MORE: Colombian court allows adoption by gay father

And next year, Albarracin said, Colombia Diversa will be advancing an “abstract study” to push the court to decide on same-sex joint adoption requests: cases in which a same-sex couple is looking to adopt a non-related child. Should the court hand down another favorable ruling, Colombian law would cover every possible gay and lesbian adoption scenario.

“We understand that this is how things get done. You take one step, and you set down the legal precedence, and then you move forward from there.
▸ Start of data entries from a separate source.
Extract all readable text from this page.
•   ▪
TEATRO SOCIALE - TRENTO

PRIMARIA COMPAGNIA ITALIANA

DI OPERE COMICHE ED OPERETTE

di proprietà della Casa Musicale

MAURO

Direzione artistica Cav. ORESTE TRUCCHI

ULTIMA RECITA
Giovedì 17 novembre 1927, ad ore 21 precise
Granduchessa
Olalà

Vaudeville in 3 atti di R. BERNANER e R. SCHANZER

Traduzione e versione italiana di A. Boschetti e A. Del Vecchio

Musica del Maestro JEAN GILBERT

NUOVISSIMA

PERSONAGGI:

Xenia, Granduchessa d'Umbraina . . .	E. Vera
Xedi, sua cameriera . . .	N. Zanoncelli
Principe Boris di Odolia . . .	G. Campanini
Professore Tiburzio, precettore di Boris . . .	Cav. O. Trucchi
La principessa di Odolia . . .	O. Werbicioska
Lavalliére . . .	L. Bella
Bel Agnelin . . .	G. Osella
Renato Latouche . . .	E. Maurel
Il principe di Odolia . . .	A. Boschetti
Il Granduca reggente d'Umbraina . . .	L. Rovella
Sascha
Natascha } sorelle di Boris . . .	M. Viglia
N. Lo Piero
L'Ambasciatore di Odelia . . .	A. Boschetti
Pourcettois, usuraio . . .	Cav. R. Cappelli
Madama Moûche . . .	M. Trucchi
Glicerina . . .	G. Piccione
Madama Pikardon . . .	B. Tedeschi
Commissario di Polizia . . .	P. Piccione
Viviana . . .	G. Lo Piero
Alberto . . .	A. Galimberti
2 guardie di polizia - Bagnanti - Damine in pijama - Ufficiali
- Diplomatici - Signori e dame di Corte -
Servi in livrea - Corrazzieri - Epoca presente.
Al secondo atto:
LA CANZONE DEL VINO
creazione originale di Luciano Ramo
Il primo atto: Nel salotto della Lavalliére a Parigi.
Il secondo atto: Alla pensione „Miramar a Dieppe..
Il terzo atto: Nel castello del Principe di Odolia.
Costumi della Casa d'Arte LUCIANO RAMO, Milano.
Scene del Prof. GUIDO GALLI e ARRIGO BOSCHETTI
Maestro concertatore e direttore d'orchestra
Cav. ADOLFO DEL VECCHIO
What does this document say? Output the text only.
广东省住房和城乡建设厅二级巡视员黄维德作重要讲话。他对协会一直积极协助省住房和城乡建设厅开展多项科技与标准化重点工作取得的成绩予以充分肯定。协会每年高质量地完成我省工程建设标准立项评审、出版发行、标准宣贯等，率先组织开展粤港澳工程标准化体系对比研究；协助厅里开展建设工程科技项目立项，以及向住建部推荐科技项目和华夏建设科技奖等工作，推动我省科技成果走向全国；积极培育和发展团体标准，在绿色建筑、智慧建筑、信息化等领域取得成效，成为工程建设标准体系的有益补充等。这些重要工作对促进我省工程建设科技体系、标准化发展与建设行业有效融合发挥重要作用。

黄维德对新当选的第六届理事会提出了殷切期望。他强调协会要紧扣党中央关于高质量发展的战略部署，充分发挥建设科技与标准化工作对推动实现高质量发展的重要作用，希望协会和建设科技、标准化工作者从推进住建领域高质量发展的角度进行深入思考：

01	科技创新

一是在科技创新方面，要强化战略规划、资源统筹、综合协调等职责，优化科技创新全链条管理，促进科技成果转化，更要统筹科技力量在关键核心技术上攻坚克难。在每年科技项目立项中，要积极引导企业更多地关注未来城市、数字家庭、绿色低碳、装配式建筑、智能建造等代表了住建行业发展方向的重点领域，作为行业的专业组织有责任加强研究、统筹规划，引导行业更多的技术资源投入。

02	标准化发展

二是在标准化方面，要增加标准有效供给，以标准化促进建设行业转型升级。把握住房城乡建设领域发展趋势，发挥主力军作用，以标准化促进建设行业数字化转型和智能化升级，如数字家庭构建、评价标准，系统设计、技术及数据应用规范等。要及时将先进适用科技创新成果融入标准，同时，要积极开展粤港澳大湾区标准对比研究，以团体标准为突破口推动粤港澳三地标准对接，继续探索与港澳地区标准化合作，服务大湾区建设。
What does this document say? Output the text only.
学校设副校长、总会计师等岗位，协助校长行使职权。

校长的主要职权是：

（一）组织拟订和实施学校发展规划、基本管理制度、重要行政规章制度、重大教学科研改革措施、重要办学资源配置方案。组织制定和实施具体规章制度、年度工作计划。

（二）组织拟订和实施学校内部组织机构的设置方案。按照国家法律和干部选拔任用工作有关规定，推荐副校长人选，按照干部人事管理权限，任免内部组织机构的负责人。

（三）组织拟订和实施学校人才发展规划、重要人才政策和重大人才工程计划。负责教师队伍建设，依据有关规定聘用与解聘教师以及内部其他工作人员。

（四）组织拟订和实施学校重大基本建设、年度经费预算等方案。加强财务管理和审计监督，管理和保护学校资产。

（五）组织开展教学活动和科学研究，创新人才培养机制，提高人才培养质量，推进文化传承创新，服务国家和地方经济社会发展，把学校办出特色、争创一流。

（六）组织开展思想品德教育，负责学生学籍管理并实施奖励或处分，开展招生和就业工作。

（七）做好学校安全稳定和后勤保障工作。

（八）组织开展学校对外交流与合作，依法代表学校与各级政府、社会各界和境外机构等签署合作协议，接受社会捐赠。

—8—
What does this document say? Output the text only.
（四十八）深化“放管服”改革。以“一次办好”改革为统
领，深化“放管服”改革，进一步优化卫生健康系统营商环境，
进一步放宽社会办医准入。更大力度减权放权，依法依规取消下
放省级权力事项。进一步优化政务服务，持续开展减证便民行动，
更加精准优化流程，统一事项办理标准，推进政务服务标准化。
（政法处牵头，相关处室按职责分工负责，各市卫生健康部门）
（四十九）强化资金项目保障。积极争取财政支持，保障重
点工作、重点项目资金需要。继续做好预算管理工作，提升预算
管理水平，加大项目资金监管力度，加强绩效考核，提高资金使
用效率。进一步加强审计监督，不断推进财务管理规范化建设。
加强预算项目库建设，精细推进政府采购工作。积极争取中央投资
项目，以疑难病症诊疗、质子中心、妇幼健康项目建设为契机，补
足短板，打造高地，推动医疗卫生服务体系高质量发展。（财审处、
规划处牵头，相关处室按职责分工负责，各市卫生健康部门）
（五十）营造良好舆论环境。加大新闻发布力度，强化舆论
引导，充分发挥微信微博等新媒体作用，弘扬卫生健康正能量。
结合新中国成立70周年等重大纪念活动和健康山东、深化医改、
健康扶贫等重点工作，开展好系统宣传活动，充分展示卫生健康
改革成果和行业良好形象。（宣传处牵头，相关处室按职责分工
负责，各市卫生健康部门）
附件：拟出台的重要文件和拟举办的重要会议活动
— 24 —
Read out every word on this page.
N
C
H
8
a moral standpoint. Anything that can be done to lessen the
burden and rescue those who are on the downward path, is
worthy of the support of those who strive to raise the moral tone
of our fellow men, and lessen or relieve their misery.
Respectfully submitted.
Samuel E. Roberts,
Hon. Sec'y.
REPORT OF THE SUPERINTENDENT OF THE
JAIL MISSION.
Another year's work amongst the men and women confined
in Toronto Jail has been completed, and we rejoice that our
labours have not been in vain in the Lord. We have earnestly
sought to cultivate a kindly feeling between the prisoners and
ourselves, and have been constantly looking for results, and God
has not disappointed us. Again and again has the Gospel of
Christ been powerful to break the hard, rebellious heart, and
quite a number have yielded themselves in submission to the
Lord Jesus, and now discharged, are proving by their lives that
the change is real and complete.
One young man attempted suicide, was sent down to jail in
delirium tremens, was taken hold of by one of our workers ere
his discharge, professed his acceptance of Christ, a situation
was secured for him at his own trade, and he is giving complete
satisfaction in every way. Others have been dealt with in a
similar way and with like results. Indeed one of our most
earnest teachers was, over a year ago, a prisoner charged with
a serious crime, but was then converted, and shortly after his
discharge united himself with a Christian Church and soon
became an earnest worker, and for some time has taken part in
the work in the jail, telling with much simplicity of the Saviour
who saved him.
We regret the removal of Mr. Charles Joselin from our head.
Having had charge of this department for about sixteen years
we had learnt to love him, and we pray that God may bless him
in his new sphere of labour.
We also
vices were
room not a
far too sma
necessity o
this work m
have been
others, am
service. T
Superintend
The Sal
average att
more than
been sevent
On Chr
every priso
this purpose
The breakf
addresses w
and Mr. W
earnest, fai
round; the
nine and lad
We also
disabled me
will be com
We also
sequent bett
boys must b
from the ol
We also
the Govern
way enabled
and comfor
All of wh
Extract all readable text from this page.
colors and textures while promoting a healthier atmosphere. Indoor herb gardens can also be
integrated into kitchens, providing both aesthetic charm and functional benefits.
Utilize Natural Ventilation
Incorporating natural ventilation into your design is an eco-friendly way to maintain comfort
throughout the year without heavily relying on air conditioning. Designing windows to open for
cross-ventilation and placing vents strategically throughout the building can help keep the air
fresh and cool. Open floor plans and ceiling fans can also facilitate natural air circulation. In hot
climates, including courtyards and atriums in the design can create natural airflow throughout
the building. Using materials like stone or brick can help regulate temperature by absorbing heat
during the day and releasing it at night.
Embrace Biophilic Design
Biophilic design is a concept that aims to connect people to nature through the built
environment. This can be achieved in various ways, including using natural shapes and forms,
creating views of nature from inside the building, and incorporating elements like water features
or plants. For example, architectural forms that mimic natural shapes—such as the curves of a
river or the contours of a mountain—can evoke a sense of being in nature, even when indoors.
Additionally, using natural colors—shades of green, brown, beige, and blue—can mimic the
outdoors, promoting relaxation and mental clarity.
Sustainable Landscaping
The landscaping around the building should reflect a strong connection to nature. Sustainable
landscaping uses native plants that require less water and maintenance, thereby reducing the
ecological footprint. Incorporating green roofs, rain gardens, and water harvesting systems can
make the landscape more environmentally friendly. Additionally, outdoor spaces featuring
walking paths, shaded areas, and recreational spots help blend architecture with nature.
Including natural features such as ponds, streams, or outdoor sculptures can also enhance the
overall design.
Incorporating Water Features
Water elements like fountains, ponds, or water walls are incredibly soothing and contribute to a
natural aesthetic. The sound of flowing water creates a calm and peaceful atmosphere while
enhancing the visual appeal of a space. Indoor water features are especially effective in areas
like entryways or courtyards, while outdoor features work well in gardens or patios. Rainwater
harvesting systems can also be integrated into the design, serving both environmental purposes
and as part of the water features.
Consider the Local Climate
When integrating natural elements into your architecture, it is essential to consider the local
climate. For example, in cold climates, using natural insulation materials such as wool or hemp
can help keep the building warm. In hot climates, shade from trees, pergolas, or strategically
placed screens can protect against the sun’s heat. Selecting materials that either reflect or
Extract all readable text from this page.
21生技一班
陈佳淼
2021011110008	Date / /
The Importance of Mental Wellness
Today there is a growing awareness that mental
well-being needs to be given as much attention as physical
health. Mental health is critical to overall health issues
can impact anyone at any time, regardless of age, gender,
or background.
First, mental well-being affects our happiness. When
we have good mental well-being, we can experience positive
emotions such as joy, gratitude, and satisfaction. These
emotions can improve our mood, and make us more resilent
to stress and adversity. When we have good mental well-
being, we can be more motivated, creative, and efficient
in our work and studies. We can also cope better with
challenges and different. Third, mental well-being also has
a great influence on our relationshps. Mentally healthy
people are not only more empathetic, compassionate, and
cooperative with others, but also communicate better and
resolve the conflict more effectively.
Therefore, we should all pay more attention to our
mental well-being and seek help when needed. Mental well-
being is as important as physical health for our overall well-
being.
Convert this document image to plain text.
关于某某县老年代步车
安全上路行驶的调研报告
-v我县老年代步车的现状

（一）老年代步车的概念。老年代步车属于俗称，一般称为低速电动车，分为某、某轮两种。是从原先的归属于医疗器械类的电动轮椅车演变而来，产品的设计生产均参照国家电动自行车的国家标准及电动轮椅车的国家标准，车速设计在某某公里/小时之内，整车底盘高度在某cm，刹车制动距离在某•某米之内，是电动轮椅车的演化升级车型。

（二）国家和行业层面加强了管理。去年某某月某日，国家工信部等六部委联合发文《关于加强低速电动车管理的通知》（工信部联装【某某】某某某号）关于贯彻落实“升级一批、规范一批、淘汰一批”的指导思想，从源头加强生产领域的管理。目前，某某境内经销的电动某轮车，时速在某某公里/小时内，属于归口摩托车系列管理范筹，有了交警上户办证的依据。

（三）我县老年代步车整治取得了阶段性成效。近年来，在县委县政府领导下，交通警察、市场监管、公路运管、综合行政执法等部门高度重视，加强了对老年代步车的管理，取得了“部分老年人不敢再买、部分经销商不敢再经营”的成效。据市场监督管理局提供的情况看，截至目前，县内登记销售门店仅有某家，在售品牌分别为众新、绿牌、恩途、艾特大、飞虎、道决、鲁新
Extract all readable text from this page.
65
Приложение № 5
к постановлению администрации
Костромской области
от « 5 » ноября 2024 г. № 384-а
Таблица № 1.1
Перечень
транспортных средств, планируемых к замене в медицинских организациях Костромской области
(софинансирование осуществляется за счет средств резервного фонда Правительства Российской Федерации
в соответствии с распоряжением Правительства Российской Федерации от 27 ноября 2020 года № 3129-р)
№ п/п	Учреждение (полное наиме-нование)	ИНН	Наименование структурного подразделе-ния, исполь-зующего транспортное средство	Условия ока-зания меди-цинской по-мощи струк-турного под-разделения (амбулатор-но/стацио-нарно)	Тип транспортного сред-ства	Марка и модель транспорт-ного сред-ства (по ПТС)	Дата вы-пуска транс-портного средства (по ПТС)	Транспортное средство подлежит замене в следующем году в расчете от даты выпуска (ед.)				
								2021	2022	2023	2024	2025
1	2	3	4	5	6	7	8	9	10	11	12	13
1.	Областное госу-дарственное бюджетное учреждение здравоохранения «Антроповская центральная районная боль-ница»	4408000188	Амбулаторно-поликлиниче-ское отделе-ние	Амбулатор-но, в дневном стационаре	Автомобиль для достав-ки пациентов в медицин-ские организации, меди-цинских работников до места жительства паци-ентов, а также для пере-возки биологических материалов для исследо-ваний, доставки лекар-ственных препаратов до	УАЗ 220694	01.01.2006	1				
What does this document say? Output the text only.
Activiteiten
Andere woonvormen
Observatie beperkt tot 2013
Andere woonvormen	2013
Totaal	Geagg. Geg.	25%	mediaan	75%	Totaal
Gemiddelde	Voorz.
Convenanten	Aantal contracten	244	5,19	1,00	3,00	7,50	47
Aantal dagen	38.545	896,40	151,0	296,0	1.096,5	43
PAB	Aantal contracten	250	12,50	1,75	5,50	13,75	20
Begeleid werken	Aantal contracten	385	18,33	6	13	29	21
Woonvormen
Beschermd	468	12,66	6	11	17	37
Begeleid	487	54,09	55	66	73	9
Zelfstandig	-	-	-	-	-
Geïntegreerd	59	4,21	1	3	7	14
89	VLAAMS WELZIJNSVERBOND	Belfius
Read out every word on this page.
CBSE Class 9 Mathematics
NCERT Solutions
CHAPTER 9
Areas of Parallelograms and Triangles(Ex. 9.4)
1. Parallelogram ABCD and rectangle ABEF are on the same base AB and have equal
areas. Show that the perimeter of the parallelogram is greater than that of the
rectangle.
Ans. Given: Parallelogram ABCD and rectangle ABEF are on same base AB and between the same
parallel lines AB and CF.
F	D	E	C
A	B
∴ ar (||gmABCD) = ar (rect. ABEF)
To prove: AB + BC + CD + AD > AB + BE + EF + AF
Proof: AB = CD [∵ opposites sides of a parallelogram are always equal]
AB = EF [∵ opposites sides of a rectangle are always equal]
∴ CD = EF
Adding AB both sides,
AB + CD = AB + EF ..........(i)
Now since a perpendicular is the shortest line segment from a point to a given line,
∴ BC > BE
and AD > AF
And the court is giving us the possibility to do that.”

Elsewhere in the country, the decision was received with similar enthusiasm, even by groups that find themselves at very different places in the struggle for equality.

Cartagena is just beginning to set its trajectory as a city for the reclamation of equal LGBT rights,” said Christian Howard, the media coordinator for Corporacion Colectiva Calle Shortbus, a locally based LGBTI advocacy and support group.

“While in Bogota and Medellin, they’ve been involved in the process for 20 years, and have a much more ample focus. Here we’re still focusing on basic security for gays and lesbians,” he said.

“But What the Constitutional Court has done is take all of the organizations in all the cities in Colombia and unify us and strengthen us around these issues, even if each of the cities have their own distinct agendas.”

Backlash

Not everyone was as pleased with the Constitutional Court’s ruling.

The Fundacion Marido y Mujer (Husband and Wife Foundation), a hardline social conservative group that filed petitions asking six Cosntitutional Court judges with track records in favor of LGBT issues to recuse themselves from the case, could not be reached for comment at the time this article was published.

Inspector General Alejandro Ordoñez, a devout Catholic, also spoke out against the ruling.

“Adoption is an judicial institution established to protect the superior interest of the child in a situation of vulnerability, and for that reason, only a family that has its origens in heterosexual relations is sufficient to comply with the goals the judicial order has defined,” he said in a statement.

Albarracin, however, took issue with the narrow interpretation. “The court can only decide the case that’s before it, but the reasoning behind the decision can be applied to anyone who finds themselves in the same circumstances,” he said.

“In the constitution of Colombia, children and parents cannot be discriminated against for any reason. It doesn’t matter if the family is conventional, or not conventional, or how the children were birthed, or any of that.”